The Commission must have the following terms of reference:-

  • Fix responsibility for the exodus.
  • Carry out thorough estimate of the moveable/immoveable assets left behind by fleeing Pandits/others, including the distress sale and its present status.
  • Give concrete recommendations (having statutory backing) about steps to be taken, both at State level as also at the Union level, to ensure that a microscopic minority like Kashmiri Pandits, does not face similar situation in the Valley in future.
  • Carry out assessment of damage suffered by religious places, pilgrimage centers, Matts, etc., belonging to Kashmiri Pandits in the Valley, as also the encroachment/ illegal sale of land and estate belonging to these. Institutions, by various people. The Commission must also recommend

steps to be taken by the State Government to have these illegal occupations/sale vacated/ nullified.

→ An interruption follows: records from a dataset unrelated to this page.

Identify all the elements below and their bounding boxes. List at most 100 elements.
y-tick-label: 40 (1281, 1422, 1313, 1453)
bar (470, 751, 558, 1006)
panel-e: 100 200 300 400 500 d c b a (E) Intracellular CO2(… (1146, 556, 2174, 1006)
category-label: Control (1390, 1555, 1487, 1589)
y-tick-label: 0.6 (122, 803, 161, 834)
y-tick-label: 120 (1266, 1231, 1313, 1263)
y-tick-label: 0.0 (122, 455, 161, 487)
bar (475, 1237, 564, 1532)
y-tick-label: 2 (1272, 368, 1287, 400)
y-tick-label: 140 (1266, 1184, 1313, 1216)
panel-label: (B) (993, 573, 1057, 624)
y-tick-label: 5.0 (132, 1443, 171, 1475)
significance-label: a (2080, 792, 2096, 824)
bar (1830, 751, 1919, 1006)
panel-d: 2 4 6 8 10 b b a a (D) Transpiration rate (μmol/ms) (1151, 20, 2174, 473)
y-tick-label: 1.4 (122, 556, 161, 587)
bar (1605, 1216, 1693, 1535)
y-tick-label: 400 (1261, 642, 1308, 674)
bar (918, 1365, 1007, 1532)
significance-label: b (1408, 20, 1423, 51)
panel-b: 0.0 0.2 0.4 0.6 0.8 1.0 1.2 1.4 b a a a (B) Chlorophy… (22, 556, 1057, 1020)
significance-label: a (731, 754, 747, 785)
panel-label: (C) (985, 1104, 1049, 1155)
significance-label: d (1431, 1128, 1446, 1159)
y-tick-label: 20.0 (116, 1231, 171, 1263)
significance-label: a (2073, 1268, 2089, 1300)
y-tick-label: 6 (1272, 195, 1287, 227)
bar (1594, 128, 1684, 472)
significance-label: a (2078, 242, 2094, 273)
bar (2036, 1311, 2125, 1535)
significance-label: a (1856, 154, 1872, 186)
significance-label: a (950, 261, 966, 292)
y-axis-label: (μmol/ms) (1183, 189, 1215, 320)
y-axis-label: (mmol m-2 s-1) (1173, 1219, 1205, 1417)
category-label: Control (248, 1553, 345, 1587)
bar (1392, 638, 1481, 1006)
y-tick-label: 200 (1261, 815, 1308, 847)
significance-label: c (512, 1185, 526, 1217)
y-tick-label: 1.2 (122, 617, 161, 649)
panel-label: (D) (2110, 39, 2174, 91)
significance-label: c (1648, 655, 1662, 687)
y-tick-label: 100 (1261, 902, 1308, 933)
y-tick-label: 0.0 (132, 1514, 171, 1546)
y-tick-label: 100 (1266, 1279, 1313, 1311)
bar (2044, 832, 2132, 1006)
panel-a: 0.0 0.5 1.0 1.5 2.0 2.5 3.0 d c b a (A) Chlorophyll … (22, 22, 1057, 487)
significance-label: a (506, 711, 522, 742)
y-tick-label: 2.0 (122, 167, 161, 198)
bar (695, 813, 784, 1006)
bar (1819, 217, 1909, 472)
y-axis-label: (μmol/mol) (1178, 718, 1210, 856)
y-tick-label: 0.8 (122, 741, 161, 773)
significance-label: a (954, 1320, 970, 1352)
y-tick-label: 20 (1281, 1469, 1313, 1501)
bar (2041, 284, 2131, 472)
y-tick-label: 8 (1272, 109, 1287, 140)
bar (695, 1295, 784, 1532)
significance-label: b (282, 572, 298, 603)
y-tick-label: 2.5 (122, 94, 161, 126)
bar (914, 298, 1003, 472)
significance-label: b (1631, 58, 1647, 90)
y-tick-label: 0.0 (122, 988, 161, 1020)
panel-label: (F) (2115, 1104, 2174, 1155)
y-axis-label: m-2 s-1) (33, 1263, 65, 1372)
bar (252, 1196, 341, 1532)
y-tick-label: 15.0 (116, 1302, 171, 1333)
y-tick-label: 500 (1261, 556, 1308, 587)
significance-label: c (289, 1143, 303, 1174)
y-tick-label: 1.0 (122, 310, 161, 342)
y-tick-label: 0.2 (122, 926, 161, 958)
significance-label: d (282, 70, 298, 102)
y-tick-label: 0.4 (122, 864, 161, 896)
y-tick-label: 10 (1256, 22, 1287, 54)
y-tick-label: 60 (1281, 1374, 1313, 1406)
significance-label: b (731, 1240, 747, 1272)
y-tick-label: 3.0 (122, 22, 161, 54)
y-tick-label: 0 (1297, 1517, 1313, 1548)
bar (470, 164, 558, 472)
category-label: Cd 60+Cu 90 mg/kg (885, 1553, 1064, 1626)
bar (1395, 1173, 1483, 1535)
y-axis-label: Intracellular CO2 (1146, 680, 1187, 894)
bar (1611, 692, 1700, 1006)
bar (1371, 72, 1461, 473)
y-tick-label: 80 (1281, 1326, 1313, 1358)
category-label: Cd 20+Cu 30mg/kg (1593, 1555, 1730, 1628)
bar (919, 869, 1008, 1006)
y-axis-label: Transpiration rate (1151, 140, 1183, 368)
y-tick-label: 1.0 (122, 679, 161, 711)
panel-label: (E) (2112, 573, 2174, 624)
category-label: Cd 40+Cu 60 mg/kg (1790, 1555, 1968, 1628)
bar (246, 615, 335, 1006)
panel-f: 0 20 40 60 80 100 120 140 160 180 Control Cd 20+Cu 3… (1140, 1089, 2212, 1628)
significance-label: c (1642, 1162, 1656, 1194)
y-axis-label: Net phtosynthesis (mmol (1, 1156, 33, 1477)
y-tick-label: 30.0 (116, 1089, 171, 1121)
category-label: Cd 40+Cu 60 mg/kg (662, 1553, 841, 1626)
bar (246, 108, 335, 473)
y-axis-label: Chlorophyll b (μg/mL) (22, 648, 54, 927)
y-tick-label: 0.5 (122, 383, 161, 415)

  • To give iron-clad statutory guarantees to Pandits which will allow them to live as equal citizens of the State with full freedom to practice their religion and also  follow the age-old socio-cultural traditions without fear or discrimination. Kashmiri Pandits must also have the full liberty to

administer their own religious  institutions.

Return of the Kashmiri Pandits to the valley shall only be possible if concrete steps, as enumerated above, are taken, such as to secure a safe and dignified environment for them. Neither the State nor the Central Government has taken any concrete step in this direction. Although there have been some half hearted attempts by the Central Government in the matter but , what one sees as an outcome of these steps,  is that either the State Government and/or the Civil society of Kashmir oppose the move. It also is amply clear now, that the problem of Kashmiri pundits is being addressed only to satisfy the vote bank of different political parties at the National and State Level, as the issue gets raked up only around election times. Furthermore, the ground situation in the valley is going from bad to worse and no plausible solution seems to be in site in the near future. Under such circumstances the return of Kashmiri Pandits to the Valley may remain to be a myth, for times to come.